Guerilla marketing is often thought to be just for "out there" consumer brands to differentiate themselves. However, I've seen a couple of really brilliant examples of non-standard approaches working in a Business to Business context.
The first was during the dotcom boom when we were running a business conference and exhibition which focused on the nascent streaming media industry. Because we were in the right place at the right time, space at our show had sold out, as had all the sponsorship and promotional opportunities.
A start-up vendor approached us late on asking how they could promote themselves and we had to reply that we simply didn't have anything left to sell. We didn't have any inventory left. The vendor came back a few times asking about different angles but unfortunately there were no real options left and in the end they bought three or four passes and we forgot about them until the day of the show.
At lunchtime on the first day, i remember hearing people talking between themselves and the company's name kept coming up, over and over. I couldn't understand how they had managed to do such a great job of networking that everyone seemed to know about this one vendor.
It all became clear later in the day when I went to the restrooms and discovered that the walls and mirrors were covered with comedy stickers from this startup vendor, they had even had swapped the plastic mats in the urinals for their own with some toilet humor branding. We hadn't hired the entire hotel so we weren't in a position to get the stickers removed (not that we terribly wanted too).
The difference between this B2B "guerilla markeing" and more typical business-to-consumer is that the "list" they were promoting to was very small and very targeted so their stunt (which probably cost about $250) got them a great deal of impact in the minds of the high-value community they wanted to reach.
Anyway, the outcome was that the innovative start-up became the talk of the show (and ended up selling for a rumoured $50M a few months later).

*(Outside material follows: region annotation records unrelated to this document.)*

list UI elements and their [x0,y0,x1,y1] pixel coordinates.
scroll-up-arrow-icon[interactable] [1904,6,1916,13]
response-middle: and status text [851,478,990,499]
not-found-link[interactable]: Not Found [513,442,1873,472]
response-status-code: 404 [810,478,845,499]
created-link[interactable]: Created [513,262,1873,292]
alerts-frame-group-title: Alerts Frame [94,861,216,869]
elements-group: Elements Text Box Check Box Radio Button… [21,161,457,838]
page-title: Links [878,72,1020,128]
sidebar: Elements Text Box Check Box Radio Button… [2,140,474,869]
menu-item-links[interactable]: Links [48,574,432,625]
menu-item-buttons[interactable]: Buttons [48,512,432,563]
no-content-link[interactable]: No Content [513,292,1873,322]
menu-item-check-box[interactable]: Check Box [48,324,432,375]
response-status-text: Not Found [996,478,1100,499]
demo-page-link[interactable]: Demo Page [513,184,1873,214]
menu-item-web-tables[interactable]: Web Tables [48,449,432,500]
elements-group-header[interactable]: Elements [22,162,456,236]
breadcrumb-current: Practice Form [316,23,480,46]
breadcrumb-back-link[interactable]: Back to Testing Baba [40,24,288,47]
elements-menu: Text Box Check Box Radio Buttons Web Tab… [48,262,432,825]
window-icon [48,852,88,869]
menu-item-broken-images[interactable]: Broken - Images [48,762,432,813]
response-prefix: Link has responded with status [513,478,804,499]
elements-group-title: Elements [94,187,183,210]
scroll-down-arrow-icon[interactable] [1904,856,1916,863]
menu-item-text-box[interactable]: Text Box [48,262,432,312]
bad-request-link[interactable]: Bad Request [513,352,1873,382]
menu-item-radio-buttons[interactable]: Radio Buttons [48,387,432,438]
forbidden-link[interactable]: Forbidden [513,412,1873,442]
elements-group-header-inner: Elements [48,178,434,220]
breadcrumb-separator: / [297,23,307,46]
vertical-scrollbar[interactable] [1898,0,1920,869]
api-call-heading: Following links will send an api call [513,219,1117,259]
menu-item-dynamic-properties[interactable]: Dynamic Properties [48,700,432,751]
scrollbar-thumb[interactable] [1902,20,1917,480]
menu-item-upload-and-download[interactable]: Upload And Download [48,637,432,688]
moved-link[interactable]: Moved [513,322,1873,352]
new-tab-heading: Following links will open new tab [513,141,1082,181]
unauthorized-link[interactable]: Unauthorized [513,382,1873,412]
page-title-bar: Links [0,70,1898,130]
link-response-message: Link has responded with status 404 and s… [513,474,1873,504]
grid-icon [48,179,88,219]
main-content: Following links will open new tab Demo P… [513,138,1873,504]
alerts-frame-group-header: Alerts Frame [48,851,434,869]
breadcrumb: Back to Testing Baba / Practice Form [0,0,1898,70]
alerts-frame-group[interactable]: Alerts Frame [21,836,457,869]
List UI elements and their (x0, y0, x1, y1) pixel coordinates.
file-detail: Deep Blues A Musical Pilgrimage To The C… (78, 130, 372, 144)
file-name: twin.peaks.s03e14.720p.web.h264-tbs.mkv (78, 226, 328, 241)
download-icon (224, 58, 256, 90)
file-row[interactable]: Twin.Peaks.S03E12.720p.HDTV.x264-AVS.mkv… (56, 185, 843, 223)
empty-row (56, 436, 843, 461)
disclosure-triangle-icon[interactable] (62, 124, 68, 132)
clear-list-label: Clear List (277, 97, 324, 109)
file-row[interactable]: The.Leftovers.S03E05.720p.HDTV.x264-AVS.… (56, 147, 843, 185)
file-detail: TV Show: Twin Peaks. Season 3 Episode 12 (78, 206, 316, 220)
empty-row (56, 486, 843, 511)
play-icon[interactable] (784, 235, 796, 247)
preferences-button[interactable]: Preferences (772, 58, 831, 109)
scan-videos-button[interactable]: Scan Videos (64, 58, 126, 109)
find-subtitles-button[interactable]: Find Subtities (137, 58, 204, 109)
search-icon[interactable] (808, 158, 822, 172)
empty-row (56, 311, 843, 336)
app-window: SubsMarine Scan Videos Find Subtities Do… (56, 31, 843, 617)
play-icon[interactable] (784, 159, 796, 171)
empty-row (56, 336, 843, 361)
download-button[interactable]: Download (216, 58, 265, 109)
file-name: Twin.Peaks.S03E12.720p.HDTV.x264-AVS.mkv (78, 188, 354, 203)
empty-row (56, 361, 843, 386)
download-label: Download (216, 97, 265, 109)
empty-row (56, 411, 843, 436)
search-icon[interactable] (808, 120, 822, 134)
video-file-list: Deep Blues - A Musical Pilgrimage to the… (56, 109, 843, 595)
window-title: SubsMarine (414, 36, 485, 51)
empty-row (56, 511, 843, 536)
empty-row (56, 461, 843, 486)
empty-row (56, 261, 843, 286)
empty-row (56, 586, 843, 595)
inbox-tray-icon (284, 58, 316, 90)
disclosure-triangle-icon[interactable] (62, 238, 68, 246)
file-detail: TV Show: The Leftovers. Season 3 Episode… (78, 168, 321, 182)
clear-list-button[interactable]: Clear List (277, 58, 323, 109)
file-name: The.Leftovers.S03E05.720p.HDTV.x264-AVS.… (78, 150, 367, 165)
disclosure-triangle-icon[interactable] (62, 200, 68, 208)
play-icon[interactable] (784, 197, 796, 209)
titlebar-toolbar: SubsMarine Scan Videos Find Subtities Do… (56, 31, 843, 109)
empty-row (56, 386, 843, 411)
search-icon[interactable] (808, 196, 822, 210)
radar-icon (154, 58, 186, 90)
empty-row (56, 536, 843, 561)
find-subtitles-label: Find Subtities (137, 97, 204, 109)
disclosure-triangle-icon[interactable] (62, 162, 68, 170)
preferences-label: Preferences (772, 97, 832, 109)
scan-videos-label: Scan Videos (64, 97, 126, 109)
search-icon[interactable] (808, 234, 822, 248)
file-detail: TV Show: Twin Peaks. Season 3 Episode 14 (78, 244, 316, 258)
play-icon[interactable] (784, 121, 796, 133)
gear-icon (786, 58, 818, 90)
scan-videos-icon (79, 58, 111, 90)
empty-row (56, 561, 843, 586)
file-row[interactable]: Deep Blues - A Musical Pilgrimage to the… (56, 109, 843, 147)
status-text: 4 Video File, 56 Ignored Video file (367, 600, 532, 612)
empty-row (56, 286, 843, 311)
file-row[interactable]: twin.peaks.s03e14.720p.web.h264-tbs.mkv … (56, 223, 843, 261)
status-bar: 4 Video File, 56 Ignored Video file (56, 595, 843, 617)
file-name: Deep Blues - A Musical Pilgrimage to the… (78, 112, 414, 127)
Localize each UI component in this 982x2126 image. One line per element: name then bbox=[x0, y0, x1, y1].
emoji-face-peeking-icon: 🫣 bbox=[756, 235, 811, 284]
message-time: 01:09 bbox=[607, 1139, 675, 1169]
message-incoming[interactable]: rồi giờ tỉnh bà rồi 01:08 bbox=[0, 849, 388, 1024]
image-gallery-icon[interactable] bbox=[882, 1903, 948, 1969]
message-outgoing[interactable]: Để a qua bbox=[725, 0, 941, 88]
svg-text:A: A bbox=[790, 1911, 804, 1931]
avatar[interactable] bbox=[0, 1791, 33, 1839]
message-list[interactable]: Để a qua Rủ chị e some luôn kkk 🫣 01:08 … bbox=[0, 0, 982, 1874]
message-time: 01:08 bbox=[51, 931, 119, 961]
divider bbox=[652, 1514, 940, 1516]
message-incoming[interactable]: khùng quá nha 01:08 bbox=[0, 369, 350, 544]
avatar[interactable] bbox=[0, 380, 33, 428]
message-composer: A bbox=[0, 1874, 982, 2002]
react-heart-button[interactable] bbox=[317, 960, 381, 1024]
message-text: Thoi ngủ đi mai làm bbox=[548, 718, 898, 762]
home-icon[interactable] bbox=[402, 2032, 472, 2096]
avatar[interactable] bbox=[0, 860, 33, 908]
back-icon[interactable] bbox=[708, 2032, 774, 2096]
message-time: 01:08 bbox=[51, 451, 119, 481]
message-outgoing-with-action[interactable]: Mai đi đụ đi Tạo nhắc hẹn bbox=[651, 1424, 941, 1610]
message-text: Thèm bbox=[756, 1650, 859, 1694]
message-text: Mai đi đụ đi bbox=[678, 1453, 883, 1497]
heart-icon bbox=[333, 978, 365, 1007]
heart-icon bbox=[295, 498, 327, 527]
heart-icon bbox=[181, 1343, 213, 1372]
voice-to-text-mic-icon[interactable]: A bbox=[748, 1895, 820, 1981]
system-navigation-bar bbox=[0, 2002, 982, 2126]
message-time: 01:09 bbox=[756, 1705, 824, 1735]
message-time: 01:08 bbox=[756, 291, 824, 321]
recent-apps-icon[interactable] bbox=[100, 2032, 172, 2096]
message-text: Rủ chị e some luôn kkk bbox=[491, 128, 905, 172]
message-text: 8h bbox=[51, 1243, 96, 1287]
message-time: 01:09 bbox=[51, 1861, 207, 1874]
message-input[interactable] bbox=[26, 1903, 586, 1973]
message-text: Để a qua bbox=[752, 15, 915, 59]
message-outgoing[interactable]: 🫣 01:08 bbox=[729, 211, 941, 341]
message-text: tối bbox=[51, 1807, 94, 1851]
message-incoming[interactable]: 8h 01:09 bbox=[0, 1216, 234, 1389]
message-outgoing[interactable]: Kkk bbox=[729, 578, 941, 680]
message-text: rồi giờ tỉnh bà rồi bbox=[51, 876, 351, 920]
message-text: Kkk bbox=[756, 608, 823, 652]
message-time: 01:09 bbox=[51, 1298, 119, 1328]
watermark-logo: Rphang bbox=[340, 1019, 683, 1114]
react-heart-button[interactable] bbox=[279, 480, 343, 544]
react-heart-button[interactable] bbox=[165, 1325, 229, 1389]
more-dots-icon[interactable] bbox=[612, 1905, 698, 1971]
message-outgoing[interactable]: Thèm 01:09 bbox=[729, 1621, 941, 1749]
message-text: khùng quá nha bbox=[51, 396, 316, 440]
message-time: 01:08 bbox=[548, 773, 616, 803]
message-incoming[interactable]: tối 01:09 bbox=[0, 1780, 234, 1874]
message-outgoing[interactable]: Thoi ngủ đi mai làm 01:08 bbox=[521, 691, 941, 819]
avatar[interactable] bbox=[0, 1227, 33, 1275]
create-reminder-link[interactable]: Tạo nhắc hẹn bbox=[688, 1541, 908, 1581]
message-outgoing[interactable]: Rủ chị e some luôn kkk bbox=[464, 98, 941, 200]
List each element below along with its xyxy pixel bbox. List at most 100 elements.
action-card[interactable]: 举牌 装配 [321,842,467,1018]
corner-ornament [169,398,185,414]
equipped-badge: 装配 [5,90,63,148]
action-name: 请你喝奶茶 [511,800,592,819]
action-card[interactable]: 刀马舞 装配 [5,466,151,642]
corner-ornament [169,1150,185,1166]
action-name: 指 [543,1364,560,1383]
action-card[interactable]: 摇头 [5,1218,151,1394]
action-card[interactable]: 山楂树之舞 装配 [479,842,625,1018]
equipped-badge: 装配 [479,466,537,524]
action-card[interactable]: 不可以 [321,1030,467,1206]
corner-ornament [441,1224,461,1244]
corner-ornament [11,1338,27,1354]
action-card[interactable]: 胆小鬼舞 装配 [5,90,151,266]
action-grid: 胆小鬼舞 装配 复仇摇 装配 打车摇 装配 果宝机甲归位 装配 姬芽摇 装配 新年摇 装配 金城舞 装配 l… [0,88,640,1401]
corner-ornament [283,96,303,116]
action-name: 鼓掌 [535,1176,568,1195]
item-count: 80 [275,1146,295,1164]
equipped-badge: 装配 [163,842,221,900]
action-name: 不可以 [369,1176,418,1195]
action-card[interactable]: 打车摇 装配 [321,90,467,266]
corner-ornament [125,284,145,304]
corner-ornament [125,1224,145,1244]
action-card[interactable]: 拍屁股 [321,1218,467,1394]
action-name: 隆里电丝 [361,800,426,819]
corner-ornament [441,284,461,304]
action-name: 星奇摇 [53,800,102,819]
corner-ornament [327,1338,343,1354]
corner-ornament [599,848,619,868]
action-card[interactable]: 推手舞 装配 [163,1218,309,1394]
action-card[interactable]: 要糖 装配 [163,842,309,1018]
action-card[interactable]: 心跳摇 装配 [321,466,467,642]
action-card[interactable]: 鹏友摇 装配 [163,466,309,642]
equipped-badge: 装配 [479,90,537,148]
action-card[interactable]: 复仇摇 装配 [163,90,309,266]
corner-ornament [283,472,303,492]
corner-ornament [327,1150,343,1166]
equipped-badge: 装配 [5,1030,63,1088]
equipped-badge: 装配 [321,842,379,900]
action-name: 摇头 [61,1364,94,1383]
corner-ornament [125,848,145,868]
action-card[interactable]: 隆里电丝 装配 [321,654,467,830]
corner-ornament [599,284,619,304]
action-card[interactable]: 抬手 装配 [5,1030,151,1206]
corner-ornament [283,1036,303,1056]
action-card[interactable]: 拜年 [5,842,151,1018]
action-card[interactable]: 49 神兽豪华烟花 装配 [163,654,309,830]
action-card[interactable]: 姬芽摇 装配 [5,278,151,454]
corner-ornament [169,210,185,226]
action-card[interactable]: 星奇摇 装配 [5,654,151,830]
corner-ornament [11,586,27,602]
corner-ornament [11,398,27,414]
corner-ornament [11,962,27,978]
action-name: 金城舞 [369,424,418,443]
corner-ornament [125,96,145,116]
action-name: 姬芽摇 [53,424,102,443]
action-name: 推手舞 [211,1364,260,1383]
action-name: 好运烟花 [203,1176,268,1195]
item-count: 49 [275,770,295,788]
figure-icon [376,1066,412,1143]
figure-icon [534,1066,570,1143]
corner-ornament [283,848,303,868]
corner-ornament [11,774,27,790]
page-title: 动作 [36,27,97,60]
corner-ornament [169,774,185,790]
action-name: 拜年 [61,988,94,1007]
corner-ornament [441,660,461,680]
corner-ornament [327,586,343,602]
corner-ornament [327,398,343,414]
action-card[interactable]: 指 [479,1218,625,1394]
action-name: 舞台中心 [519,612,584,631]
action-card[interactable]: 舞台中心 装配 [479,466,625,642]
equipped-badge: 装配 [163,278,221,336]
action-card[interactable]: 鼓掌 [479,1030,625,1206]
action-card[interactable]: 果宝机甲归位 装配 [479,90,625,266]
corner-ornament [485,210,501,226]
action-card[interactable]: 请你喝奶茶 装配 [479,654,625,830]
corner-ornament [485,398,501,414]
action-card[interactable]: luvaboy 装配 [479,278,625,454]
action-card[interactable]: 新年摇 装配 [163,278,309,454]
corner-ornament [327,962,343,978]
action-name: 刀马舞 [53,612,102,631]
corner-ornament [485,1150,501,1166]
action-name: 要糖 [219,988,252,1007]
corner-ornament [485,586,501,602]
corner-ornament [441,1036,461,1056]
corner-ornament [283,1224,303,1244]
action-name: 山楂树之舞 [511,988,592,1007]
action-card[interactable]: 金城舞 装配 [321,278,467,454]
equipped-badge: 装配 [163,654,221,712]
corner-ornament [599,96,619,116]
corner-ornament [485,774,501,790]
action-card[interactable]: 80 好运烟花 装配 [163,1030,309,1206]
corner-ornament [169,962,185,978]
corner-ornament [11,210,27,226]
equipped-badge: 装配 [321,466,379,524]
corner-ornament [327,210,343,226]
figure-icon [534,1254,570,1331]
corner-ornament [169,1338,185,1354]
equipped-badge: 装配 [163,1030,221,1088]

So, is guerrilla B2B PR something that agencies should be doing more of? Some complain that too often it is about creativity for creativity's sake, and few would disagree that PR activity has to be directed towards the strategic goals of the campaign. Furthermore, guerrilla PR can be difficult to integrate with other marketing activity, and runs the risk of sending out mixed messages. Failure to meet objectives will at best waste resources, and at worst confuse the audience.